Ce qui aboutit à un paradoxe peu banal : pour certaines municipalités, cette union de la gauche reconstituée mais qui n’avoue ni son nom ni les desseins de certains, aura à compter avec la liste du Parti de gauche comme rivale. Tout devant s’arranger entre les deux tours par quelques incorporations d’éléments de ce Parti, afin de ne pas perdre de voix... avec reconstitution du Front de gauche dans le Conseil des dites (et rares) Municipalités où cela se produira.

Dans ce cas, il y aura donc la nouvelle union de la gauche et le Parti de Gauche siégeant dans le même conseil avec des élus appartenant à chacune des deux principales forces du Front de Gauche. Tout ce beau monde pourra certainement s’entendre sur les questions de gestion municipale, mais quel Front de Gauche se reconstituera-t-il après ces retrouvailles forcées par les circonstances ? Certainement qu’il le fera, car nécessité oblige, mais à quel prix aux yeux de l’électorat ? Et au prix de quelle bifurcation sur l’attitude à adopter devant le problème posé par le PS ? La question se trouvera-t-elle pour autant réglée ?

Comme il ne s’agit pas de lire dans le marc de café, quels seront les résultats ici ou là de ces scrutins municipaux et d’en tirer des prévisions aventureuses sur la suite, il suffira en conclusion de s’arrêter sur deux phrases cueillies au vol et par hasard sur les lèvres de deux responsables, lors de la Fête de L’Humanité en ne les citant que de mémoire.

Le Secrétaire national du Parti de gauche, François Delapierre :

« Le Front de gauche est dans un entre-deux. »

Le Secrétaire national du Parti communiste français, Pierre Laurent (qui n’aime pas les outrances verbales) :

« Il ne s’agit pas d’écrabouiller le PS... »

... Peuchère !

COMMENTAIRES  

17/09/2013 10:47 par Solidaire27

Le sujet est complexe et ne se résume pas à deux options : "liste Front de Gauche" ou "liste avec le PS".
Dans nombre de communes (5 000, 10 000, 20 000 habitants,...), des listes à majorité communiste comprennent de nombreux non communistes. Il peut s’agir d’élus encartés. Mais souvent, il s’agit de citoyens choisis pour leur dynamisme, leur implication locale. Il s’agit de listes de rassemblement large.
Dans ces communes, décider soudainement de constituer des listes Front de Gauche, c’est finalement réinventer la roue. Voire même faire des listes plus restreintes si on se met à écarter des conseillers sortants "socialisants" !
Le Front de Gauche a été créé pour rassembler, pour "ouvrir" y compris vers les militants et sympathisants socialistes "critiques". Et, bien sûr, remobiliser l’électorat populaire.
La question de la liste localement, avec ou sans socialiste, est avant tout une question de programme. Refuser par principe les militants locaux du PS, c’est faire preuve de dogmatisme, de fermeture, c’est refaire l’erreur du NPA.
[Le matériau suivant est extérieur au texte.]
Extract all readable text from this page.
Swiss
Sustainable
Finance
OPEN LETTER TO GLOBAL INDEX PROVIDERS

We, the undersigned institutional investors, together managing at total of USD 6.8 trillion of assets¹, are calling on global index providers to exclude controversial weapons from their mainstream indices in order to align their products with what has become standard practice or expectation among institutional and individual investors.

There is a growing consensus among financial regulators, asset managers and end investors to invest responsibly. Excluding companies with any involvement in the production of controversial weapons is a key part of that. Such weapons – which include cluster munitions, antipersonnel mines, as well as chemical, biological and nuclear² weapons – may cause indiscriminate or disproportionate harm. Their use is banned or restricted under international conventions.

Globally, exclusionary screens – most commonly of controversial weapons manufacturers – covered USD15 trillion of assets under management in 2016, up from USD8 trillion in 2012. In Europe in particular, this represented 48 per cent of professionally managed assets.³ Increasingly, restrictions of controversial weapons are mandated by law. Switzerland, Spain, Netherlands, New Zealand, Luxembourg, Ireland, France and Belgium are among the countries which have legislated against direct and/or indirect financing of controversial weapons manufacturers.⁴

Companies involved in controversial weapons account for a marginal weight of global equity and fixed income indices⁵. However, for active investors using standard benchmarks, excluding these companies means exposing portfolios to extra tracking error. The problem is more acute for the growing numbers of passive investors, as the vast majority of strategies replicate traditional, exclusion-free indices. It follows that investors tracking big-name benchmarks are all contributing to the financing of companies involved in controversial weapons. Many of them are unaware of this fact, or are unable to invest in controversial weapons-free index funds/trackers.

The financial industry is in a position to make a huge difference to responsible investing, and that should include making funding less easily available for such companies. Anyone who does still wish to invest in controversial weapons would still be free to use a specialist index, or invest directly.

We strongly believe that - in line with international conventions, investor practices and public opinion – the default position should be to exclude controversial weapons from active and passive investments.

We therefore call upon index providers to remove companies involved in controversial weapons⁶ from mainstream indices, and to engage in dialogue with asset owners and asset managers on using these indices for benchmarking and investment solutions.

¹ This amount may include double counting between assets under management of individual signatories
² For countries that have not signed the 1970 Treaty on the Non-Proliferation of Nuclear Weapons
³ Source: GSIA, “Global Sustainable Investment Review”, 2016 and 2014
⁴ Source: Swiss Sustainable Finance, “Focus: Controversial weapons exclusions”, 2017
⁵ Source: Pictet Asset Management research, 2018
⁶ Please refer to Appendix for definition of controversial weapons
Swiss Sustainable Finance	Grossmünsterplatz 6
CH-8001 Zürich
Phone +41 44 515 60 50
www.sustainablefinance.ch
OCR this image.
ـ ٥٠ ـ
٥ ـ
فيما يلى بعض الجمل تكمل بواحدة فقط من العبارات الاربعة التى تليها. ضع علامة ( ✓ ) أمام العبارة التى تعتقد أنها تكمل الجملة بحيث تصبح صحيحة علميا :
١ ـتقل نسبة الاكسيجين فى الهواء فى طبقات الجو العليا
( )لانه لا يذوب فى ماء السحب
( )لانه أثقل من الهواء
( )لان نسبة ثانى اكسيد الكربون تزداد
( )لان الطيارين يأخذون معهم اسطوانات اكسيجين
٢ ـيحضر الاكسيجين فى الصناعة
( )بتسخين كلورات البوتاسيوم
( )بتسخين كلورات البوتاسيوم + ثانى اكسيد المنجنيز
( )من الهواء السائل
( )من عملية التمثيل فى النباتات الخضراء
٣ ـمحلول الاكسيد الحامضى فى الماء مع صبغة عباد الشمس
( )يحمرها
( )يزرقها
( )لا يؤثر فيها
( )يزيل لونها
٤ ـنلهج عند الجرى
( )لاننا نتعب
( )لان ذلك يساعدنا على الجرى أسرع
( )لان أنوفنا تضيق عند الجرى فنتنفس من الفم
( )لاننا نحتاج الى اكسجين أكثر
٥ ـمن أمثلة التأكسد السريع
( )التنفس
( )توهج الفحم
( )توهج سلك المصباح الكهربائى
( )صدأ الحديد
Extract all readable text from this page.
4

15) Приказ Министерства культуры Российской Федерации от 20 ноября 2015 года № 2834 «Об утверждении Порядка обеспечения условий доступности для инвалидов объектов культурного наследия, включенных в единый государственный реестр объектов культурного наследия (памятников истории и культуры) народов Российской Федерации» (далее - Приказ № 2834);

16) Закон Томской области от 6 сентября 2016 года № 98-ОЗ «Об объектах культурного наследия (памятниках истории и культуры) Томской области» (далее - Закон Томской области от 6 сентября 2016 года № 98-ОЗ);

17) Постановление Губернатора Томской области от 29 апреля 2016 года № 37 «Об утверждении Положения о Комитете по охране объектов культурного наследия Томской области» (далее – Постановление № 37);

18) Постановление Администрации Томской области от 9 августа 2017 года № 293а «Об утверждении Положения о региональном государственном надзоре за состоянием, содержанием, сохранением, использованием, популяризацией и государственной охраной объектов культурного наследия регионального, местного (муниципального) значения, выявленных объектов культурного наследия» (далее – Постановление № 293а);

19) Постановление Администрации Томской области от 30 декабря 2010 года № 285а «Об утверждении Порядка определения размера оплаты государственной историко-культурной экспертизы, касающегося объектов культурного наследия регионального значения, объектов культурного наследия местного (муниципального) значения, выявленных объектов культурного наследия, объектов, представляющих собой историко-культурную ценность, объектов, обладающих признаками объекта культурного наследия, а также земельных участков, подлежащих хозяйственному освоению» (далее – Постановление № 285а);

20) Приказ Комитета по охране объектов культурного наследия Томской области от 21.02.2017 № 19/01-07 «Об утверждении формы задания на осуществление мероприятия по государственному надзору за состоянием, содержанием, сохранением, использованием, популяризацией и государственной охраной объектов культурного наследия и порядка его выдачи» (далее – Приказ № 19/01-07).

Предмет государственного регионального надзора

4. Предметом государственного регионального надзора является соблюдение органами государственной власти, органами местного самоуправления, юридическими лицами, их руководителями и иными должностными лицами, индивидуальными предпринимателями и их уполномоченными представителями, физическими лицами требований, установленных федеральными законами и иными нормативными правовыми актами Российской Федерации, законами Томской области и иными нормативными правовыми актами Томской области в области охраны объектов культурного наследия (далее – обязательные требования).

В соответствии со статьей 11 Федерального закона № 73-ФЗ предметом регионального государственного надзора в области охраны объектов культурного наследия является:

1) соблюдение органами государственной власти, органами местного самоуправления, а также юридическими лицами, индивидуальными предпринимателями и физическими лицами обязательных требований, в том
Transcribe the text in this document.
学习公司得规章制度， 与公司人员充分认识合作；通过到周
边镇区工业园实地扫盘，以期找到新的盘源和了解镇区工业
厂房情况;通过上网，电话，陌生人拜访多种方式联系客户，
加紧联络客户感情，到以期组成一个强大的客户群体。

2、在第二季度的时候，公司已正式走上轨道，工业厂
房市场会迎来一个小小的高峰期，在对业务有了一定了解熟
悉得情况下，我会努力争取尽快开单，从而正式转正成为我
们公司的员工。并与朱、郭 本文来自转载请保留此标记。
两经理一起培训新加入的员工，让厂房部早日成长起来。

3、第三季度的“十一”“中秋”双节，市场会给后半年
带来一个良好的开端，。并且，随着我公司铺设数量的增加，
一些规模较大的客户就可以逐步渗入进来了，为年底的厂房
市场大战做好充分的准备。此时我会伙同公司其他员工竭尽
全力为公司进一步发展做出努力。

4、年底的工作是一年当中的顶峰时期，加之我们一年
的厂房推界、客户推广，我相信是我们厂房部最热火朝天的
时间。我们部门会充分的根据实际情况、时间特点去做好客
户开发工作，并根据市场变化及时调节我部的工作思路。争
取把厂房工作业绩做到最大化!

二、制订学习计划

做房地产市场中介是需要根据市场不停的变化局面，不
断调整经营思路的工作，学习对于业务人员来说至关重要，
17/09/2013 15:54 par Dwaabala

Je sais bien tout cela, qui se résume dans le fait qu’il n’y aura que localement des listes communes.
Cependant la question est posée à l’envers, pour la plupart des cas me semble-t-il, et peut se résumer ainsi : est-ce que ce sont les communistes qui admettent des socialistes sur leur liste, ou bien ne serait-ce pas plutôt des listes socialistes qui le feront pour les communistes ? Le rapport de forces électoral, sauf exception locale notoire, me semble répondre à la question.
Alors, ce n’est pas parce que le Parti compte beaucoup d’élus qu’il faut jouer les gros bras sur ces élections : c’est rêver, ou vouloir se mettre le doigt dans l’œil. Ce n’est pas lui qui mène le jeu, et pour dire la chose crûment il cherche avant tout à sauver les meubles ; dans l’intérêt immédiat des administrés, bien sûr !
Ce sont d’ailleurs les socialistes qui ont posé une première condition, avalée et reprise sans gêne, sur les dénonciations jugées trop vigoureuses de leur politique générale par JL Mélenchon. Comme P. Laurent ne veut pas rester en arrière, et heureusement ! sur ce point, et multiplie les propos sur la nocivité de leur politique, j’attends patiemment de voir quelles seront à terme les réactions chez nos alliés pour ces élections.
Enfin, local ou pas local, il reste une question de fond que nous nous gardons bien d’évoquer. Ce Gouvernement comme les précédents, accable les instances régionales et locales en se défaisant de ses responsabilités sur les Régions et les Municipalités, ce qui entraîne pour les élus locaux une gestion sur la base de ce que consent le gouvernement. Ce n’est pas rien sur le plan des principes, aussi bien que des pratiques, comme couleuvre à avaler avec discrétion... afin de pouvoir être élu !
C’est pour cela que mon hypothèse de ministres communistes, pour provocante qu’elle paraisse, n’est pas dénuée d’un fond de vérité : tant qu’on y est, pourquoi ne pas tout gober, en essayant des faire de son mieux dans son coin avec le peu qui nous est accordé ? Il suffirait alors pour les ministres à titre personnel de la boucler et tout serait arrangé.

Il est clair que ne pas se présenter sous la bannière (FdG) alors qu’elle a été précisément déployée pour permettre de mettre le drapeau (communiste) dans sa poche quand cela arrange, ne peut qu’être qualifié d’opportunisme électoral.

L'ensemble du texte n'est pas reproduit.